Tuesday, March 13, 2007
- Oh, Lawdy, lawdy, you will not catch me walking on this thing...ever. The Hualapai Native American tribe announce the near-completion of a glass U-shaped tourist sky-bridge suspended nearly 4,000 feet above the Grand Canyon floor. Via CNN:
If you're a bridge, the Grand Canyon is probably the last place you'd want to be: 90 miles per hour vertical winds whip upward with tornado-like force, a condition endured by no other bridge in the world. To secure the Skywalk, Lochsa Engineering in Las Vegas has cantilevered it atop the cliff with 94 steel rods that bore 46 feet into the limestone rock. As a result, it can support 70 tons of weight, equivalent to roughly 700 hefty men, although the maximum occupancy is set at 120 people. Three oscillating dampers - steel plates, each 3,200 pounds - inside the hollow bridge beams act as shock absorbers, moving up and down to neutralize the vibrations from foot traffic and wind gusts. For further support, the walkway itself will be constructed of three-inch-thick, heat-strengthened glass and enclosed by five-foot-tall glass walls.
Glass walls, glass bottom. If that's not enough, the Skywalk is rumored to be planning a passenger trolley that runs along a track beneath. - What do you call that fizzy sweet stuff in a can - "soda" or "pop"? The Pop vs. Soda map displays a county-by-county breakdown of naming preferences around the nation. Fun fact: I grew up in a region where nearly 100% of people surveyed call it "soda" (Central NJ) so now I find it strange that almost all native Chicagoans call it "pop." Language gives me away every time.
- Regular readers know I'm a big ol' sucker for typography (hence one of my online aliases, fontsucker), so these two items are are treat: a slideshow presentation from this year's SXSW by Richard Rutter and Mark Boulton, "Web Typography Sucks" [via Kottke], and a new documentary film about the wide-reaching influence of the 20th Century's most pervasive sans serif, Helvetica. [via Neatorama]
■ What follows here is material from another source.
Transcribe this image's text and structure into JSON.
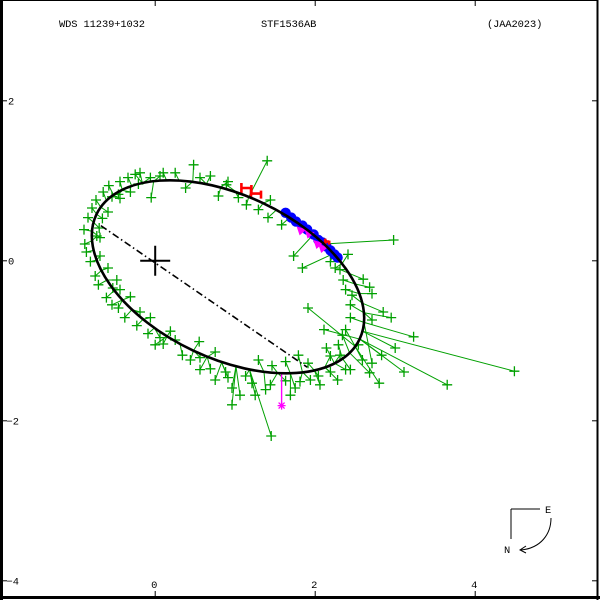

- Native tribal leaders in Guatemala plan to
exorcisespiritually cleanse the ancient Mayan ruins of Iximche city after Pres. Bush's visit, citing concern about "bad spirits" he may have brought along. - The Nation: "Who's Afraid of Gardasil?" The complicated behind-the-scenes marketing and political wrangling behind the new HPV vaccine. [via feministe]
- What happens when a mini-mob takes over the electronics sections of Walmart and Target, hosting an impromptu dance party? Hilarity and surprisingly little security brouhaha ensues, but the video results are very entertaining. But don't try this at your local airport. [Newspeak Blog]
- A sacred Brahmin calf has been pegged as the culprit in a recent series of chicken snatchings:
Ajit Ghosh, owner of the missing chickens, eventually solved the mystery when he caught his sacred cow eating several of them at night. "Instead of the dogs, we watched in horror as the calf, whom we had fondly named Lal, sneak to the coop and grab the little ones with the precision of a jungle cat," said Ghosh's brother Gour. [World of Wonder]
While local Bengali veterinarians say Lal's strange diet is probably the result of disease, his owners believe the calf's taste for chicken stems from a previous life spent as...a tiger.